Variations on a Theme: An Experiment in Latin Prose Composition

Jeffrey S. Beneker

University of Wisconsin, Madison

In this paper I will describe a technique for incorporating prose composition into a college-level, first-year Latin course.  The technique involves assignments that allow each student to create an original composition over the course of a semester or a year.  The exercise is designed to encourage the students to engage directly with the complexities of Latin grammar in an individual way while at the same time developing an appreciation for Latin expressions and, as much as possible, a Latin "way of thinking."  I will describe the assignments in detail and also my experience in using this exercise in the classroom.  In setting out its pros and cons, I hope to open up a discussion that will improve the exercise and perhaps encourage others to try it with their students.

As originally conceived, the exercise is based on Wheelock's Latin.  It consists of several assignments that require students to write an original composition in English, translate it into Latin, and then rework the Latin text iteratively, making it more complex as their knowledge of Latin vocabulary, forms, and syntax grows.  For the first assignment, the students are given a list of English words based on their textbook's Latin vocabulary and a set of requirements for their original composition; for example, a minimum number of sentences, restrictions on the forms of verbs, etc.  In grading the assignment, my most frequent comments involve encouraging the students to simply their English expressions.  The second step, which requires that the compositions be rendered into Latin, is the most difficult.  Success at this stage depends on the students being prepared for composition by frequently working through exercises in the classroom.  Subsequent assignments have the students make corrections to their original translations while expanding them by the use of new verb tenses and noun cases, more prepositional phrases, and especially subordinate clauses.

As compared with the translation into Latin of the short, individual sentences offered by Wheelock, there are two important advantages to this technique.  First, by working repeatedly on the same passage, the students better understand their early missteps and are in a better position to comprehend and internalize the corrections I suggest.  As their knowledge of Latin improves, the quality and not just the complexity of their compositions also increases.  In correcting the sentences from Wheelock, I find that many students repeat the same mistakes and so, I assume, are seldom studying the comments I write on their homework.  Second, by working on an original composition and, again, doing so repeatedly, many students develop a sense of ownership of their passages and see the iterative assignments as a challenge.  Thus they are encouraged to apply themselves and can easily judge their success or failure.

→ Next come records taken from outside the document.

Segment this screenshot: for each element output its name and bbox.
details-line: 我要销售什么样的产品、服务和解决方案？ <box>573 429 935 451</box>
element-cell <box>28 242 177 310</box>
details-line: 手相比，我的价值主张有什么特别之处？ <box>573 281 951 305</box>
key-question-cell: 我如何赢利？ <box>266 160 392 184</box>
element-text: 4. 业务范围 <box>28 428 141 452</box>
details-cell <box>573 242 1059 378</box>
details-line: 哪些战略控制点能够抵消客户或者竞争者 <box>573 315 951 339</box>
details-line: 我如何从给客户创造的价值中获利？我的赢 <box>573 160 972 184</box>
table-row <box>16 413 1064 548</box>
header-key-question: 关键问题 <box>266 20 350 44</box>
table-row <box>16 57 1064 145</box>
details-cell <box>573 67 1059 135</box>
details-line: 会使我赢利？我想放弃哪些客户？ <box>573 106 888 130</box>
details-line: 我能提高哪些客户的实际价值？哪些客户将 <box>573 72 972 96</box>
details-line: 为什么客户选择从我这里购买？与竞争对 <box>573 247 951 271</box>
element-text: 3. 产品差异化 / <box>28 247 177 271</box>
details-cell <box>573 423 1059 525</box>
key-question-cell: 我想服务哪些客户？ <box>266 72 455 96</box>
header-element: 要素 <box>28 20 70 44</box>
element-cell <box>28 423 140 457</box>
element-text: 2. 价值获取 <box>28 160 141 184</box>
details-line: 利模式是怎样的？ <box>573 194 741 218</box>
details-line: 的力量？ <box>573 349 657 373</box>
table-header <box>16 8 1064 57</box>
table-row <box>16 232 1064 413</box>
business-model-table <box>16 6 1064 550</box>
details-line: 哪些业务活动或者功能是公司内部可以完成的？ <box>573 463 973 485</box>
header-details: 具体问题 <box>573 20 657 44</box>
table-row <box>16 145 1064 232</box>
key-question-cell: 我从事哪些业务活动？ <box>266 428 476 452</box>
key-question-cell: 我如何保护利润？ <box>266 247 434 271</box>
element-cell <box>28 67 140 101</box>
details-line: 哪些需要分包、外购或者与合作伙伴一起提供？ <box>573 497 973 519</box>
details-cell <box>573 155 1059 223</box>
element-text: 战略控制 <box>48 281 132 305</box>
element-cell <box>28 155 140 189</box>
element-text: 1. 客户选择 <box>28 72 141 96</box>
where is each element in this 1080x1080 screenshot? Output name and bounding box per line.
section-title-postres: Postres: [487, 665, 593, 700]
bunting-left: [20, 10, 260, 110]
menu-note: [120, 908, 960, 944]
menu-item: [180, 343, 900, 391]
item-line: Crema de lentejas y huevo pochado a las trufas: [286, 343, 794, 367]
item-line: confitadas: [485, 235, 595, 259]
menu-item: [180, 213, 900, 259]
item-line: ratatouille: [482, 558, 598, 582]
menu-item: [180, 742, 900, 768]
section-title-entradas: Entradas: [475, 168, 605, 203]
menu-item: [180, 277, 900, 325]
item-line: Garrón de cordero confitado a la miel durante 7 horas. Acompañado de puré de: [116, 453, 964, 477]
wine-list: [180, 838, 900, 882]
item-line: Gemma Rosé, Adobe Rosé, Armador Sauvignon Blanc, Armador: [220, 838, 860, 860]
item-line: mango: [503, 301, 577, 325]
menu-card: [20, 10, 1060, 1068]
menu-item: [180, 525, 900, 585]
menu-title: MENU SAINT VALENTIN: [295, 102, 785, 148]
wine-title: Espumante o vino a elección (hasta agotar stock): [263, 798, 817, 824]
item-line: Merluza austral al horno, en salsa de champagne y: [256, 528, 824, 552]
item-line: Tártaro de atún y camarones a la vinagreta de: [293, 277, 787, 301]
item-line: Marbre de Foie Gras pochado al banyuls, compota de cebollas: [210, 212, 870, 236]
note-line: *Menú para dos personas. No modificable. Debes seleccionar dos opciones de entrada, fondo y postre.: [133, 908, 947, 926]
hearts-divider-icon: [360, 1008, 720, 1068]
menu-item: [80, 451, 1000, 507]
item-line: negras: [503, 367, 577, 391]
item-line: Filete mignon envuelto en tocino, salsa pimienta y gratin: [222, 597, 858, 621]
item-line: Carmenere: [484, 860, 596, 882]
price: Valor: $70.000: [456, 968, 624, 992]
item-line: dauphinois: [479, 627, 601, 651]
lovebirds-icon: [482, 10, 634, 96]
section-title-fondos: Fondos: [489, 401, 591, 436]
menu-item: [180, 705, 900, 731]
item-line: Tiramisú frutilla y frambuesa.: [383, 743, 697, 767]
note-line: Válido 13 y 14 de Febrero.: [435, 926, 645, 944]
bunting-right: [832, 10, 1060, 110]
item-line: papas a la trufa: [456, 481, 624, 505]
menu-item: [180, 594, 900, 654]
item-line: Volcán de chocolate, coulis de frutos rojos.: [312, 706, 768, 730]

There are two major drawbacks to this exercise in its current design.  One is the amount of work involved for the instructor, who must grade many original compositions.  Because of the restrictions on vocabulary and the guiding influence of Wheelock's reading exercises, most of the compositions reflect a general similarity.  Still they are each unique in some way, and the best ones are typically quite a bit different from the rest of the pack and can require a lot of attention.  The second drawback is the hurdle imposed by the daunting second assignment.  Despite assurances that the first attempt at writing in Latin would be difficult and the results imperfect, some students were overwhelmed by the task and discouraged.  I have ideas for a remedy, but I am especially interested in discussing this aspect of the exercise with the panel and audience.